Ähnlich argumentierte Eric Schweitzer, Präsident des Deutschen Industrie- und Handelskammertages DIHK. Vor allem durch den Mindestlohn von 8,50 Euro werde "der Arbeitsmarkt erheblich unter Druck geraten", sagte er. Vor allem in Ostdeutschland verschlechterten sich die Beschäftigungschancen von Geringqualifizierten. In Sachen Energiewende gebe es insgesamt "keinen überzeugenden Weg aus der Kostenfalle". Zu befürchten sei, dass die EEG-Umlage in den kommenden Jahren auf mehr als 30 Milliarden Euro klettere.

Auch in der Industrie gab es große Unzufriedenheit. "Dem Koalitionsvertrag fehlt der Geist der großen Ambitionen: zu wenig Aufbruch, zu viel Rückwärtsgewandtes und zu viele ungedeckte Schecks“, sagte der Geschäftsführer des Verbandes der deutschen Maschinen- und Anlagenbauer (VDMA), Hannes Hesse. Positiv sei zwar die Absage an Substanzbesteuerungen und Steuererhöhungen. "Ob die große Koalition allerdings die nächsten vier Jahre ohne Steuererhöhungen auskommen wird, muss angesichts der geplanten milliardenschweren Mehrausgaben leider mit einem Fragezeichen versehen werden", sagte Hesse.

Die Maschinenbauer vermissen vor allem Impulse für mehr private Investitionen. "Vorrang vor allen neuen Wohltaten müsse eine investitionsfreundliche Steuer- und Abgabenpolitik haben“, sagte VDMA-Chef Hesse. "Nur so bleiben Beschäftigung und Wohlstand in Deutschland gesichert.“

Union und SPD haben sich unter anderem auf einen Mindestlohn geeinigt. Auch können Arbeitnehmer unter bestimmten Bedingungen schon mit 63 ohne Abschläge in Rente gehen. Weitere wichtige Punkte sind die Begrenzung von Leiharbeitsverträgen auf 18 Monate. Zudem müssen Zeitarbeiter nach neun Monaten den Stammbeschäftigten gleichgestellt werden. Daneben will die Koalition den Missbrauch von Werkverträgen begrenzen.

Junge Unternehmen sehen Unwucht zu Gunsten der Alten

Auch die Familienunternehmer kritisierten die Vereinbarungen. "In der Arbeitsmarkt- und Rentenpolitik schlägt die große Koalition eine Rolle rückwärts, macht die Reformerfolge der vergangenen Jahre zu großen Teilen wieder zunichte", sagte ihr Präsident Lutz Goebel.

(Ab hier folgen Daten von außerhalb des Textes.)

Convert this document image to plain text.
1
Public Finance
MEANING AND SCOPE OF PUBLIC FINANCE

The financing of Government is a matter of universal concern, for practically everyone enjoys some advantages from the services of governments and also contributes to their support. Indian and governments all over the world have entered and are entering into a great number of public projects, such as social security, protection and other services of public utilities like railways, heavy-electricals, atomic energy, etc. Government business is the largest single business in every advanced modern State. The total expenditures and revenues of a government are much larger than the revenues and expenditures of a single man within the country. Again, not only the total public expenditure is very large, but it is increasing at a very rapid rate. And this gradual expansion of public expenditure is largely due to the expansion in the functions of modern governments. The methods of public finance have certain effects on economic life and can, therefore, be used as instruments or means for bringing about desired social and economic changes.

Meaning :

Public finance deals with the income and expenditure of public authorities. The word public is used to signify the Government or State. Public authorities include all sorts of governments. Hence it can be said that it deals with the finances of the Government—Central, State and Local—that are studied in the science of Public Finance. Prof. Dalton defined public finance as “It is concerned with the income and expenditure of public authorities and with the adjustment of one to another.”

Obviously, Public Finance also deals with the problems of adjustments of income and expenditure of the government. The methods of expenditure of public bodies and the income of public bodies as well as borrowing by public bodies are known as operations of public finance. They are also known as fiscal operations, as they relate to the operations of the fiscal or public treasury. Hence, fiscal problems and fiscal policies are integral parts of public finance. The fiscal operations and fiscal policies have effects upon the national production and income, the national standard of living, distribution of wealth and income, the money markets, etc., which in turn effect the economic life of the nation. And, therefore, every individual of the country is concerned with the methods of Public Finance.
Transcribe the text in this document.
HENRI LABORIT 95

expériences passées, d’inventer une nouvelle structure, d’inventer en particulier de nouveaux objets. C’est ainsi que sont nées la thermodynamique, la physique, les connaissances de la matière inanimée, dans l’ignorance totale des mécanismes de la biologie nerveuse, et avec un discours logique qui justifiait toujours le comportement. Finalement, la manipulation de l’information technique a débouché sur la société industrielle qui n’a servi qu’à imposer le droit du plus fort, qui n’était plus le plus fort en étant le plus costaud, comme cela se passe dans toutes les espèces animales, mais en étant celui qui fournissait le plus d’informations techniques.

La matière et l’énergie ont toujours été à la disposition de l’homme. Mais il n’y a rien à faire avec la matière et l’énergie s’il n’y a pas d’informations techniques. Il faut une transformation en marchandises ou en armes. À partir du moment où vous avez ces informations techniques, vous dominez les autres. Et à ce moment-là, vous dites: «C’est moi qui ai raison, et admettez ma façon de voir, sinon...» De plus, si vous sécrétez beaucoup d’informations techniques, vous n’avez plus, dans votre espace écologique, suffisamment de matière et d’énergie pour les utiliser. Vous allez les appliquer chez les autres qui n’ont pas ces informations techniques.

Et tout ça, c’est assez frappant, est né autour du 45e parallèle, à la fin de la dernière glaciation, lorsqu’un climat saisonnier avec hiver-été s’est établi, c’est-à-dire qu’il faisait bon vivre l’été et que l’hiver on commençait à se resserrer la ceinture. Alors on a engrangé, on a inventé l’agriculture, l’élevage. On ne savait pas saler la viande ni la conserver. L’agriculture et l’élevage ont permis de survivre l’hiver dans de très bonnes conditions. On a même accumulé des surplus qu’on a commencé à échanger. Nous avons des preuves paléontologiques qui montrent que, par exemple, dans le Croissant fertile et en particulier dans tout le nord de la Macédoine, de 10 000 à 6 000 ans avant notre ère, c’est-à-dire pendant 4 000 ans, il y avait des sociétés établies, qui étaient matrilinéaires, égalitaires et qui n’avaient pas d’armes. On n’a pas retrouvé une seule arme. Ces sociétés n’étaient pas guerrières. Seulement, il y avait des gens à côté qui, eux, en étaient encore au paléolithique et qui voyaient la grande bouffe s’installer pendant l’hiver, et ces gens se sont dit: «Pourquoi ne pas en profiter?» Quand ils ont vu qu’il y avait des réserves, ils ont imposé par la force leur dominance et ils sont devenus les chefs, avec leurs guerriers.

"Bei der Energiewende kann mit den getroffenen Vereinbarungen noch kein großer Wurf gelingen, mit dem unser Industriestandort Deutschland gesichert und die Verbraucher entlastet werden." Die Bundesvorsitzende der Jungen Unternehmer, Lencke Wischhusen, machte eine Schieflage in den Vereinbarungen aus. "Solidarische Lebensleistungsrente, Mütterrente, abschlagsfreie Rente mit 63 - für all das wird die junge Generation blechen müssen“, kritisierte sie.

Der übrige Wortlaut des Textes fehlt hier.